Ich sage, ich möchte nur das Rennen sehen, worauf er von mir einen Ausweis sehen will. OK. Er sagt "herzlich willkommen" und fragt mich dann nach einer Businesskarte. Als Consultant steht natürlich auf meiner Karte ein hochtrabender Titel darauf. Ich denke mir "komische Sitten hier". Aber kurz darauf heisst er, Mr. Trivedis, mich als Gast willkommen, gibt mir seine Karte und sagt, ich könne in nächster Zeit jederzeit kommen. Er führt mich direkt zum VIP-Bereich des Rennens, wo ich aber leider abgelehnt werde, weil ich nicht Hemd und Krawatte trage. Also schnell zurück zum Hotel und dann verbringe ich einen wunderschönen Nachmittag im Turf. Im idyllischen Garten bestelle ich einen Iced Coffee für ca. 80 Cent und rund um mir ist wohl alles versammelt, was hier Ruhm und Rang hat - ich habe das Ticket zur High Society. Es ist alles sauber, grün und ruhig und es der erste Ort in Pune, wo es nicht stinkt. Kurzum: ein kleines Paradies und alles was ich brauche, ist der Security Trivedis Businesskarte zu zeigen. Als "Puner" würde ich hier wohl gezwungenermassen schnell zum Pferdeliebhaber werden.

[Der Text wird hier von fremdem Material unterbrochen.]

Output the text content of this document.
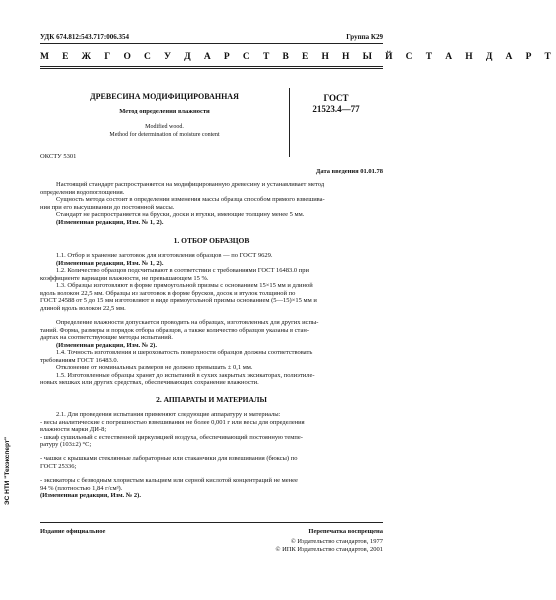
УДК 674.812:543.717:006.354	Группа К29
М Е Ж Г О С У Д А Р С Т В Е Н Н Ы Й С Т А Н Д А Р Т
ДРЕВЕСИНА МОДИФИЦИРОВАННАЯ
Метод определения влажности
Modified wood.
Method for determination of moisture content
ГОСТ
21523.4—77
ОКСТУ 5301
Дата введения 01.01.78
Настоящий стандарт распространяется на модифицированную древесину и устанавливает метод
определения водопоглощения.
Сущность метода состоит в определении изменения массы образца способом прямого взвешива-
ния при его высушивании до постоянной массы.
Стандарт не распространяется на бруски, доски и втулки, имеющие толщину менее 5 мм.
(Измененная редакция, Изм. № 1, 2).
1. ОТБОР ОБРАЗЦОВ
1.1. Отбор и хранение заготовок для изготовления образцов — по ГОСТ 9629.
(Измененная редакция, Изм. № 1, 2).
1.2. Количество образцов подсчитывают в соответствии с требованиями ГОСТ 16483.0 при
коэффициенте вариации влажности, не превышающем 15 %.
1.3. Образцы изготовляют в форме прямоугольной призмы с основанием 15×15 мм и длиной
вдоль волокон 22,5 мм. Образцы из заготовок в форме брусков, досок и втулок толщиной по
ГОСТ 24588 от 5 до 15 мм изготовляют в виде прямоугольной призмы основанием (5—15)×15 мм и
длиной вдоль волокон 22,5 мм.
Определение влажности допускается проводить на образцах, изготовленных для других испы-
таний. Форма, размеры и порядок отбора образцов, а также количество образцов указаны в стан-
дартах на соответствующие методы испытаний.
(Измененная редакция, Изм. № 2).
1.4. Точность изготовления и шероховатость поверхности образцов должны соответствовать
требованиям ГОСТ 16483.0.
Отклонение от номинальных размеров не должно превышать ± 0,1 мм.
1.5. Изготовленные образцы хранят до испытаний в сухих закрытых эксикаторах, полиэтиле-
новых мешках или других средствах, обеспечивающих сохранение влажности.
2. АППАРАТЫ И МАТЕРИАЛЫ
2.1. Для проведения испытания применяют следующие аппаратуру и материалы:
- весы аналитические с погрешностью взвешивания не более 0,001 г или весы для определения
влажности марки ДИ-8;
- шкаф сушильный с естественной циркуляцией воздуха, обеспечивающий постоянную темпе-
ратуру (103±2) °С;
- чашки с крышками стеклянные лабораторные или стаканчики для взвешивания (бюксы) по
ГОСТ 25336;
- эксикаторы с безводным хлористым кальцием или серной кислотой концентраций не менее
94 % (плотностью 1,84 г/см³).
(Измененная редакция, Изм. № 2).
Издание официальное	Перепечатка воспрещена
© Издательство стандартов, 1977
© ИПК Издательство стандартов, 2001
ЭС НТИ "Техэксперт"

Wochenende Tag 1: die Absurdität des globalen Tourismus, 19.08.06

Die Aufgabenstellung für dieses Wochenende lautete: "Wie kann man einigermassen sinnvoll 48 Stunden in Pune verbringen?" Im deutschsprachigem Südindienreiseführer sind fast 5 Seiten Pune gewidmet. Im Internet findet man schlicht "Sights in Pune: there is totally nothing to see or do in Puna, it is simply a dusty provincial town". Wo liegt die Wahrheit?
Mein Programm: Auto mit Chauffeur mieten, auf einem Zettel aus dem Führer die Sehenswürdigkeiten aufschreiben und an den Fahrer die Aufforderung "losfahren!". Die Variante "Could you provide me a sightseeing tour" funktioniert nicht - soviel Flexibilität darf man den Fahrern nicht zumuten (Erkenntnis nach den letzten 2 Wochen). Die Tour sieht dann wie folgt aus: im Stau stehen, ein schöner kleiner Park mit einem schönen Landhaus, wo Gandhi viel Zeit verbracht hat. Im Stau stehen. Die schönste Moschee ist wegen Fotoaufnahmen für einen Prospekt in den nächsten Wochen geschlossen. Im Stau stehen. Auf einen Hügel gehen mit einem Kloster und schöner Aussicht auf Pune. Allerdings ist der Hügel nur von Slums umgeben, es stinkt wie auf einer Mülldeponie und ich sehe, dass es in Pune viel mehr Slums gibt als angenommen. Im Stau stehen. In ein altes Fort gehen. Rundherum geschäftiges Treiben und ich mache ein paar schöne Fotos. Im Stau stehen. So weit so gut. Das besondere dabei ist nur, dass ich überall(!) ein paar Touristen antreffe und dies zur totalen Unzeit (Regenzeit!). Die "Sucht" von Touristen, in die entlegendsten Gebiete der Welt sich vorzuwagen und dort Sehenswürdigkeiten abzuhaken, ist wohl unbegrenzt, und die Reiseführer leisten dazu ihren Beitrag. Man muss sich bildlich den Vergleich vorstellen: Ein Inder kommt in die Schweiz, sucht die reformierte Kirche von Uetikon, den Lindenplatz in Altstetten und den Kiosk am Katzensee - dabei steht er zwei Stunden im Stau, zwischen allen Sehenswürdigkeiten stinkt es, er wird von bettelnden Kinder umringt und er zahlt als NRI jeweils das 50fache der Einheimischen-Eintrittsgebühren. Bilanz Tag 1: das Internet hat recht.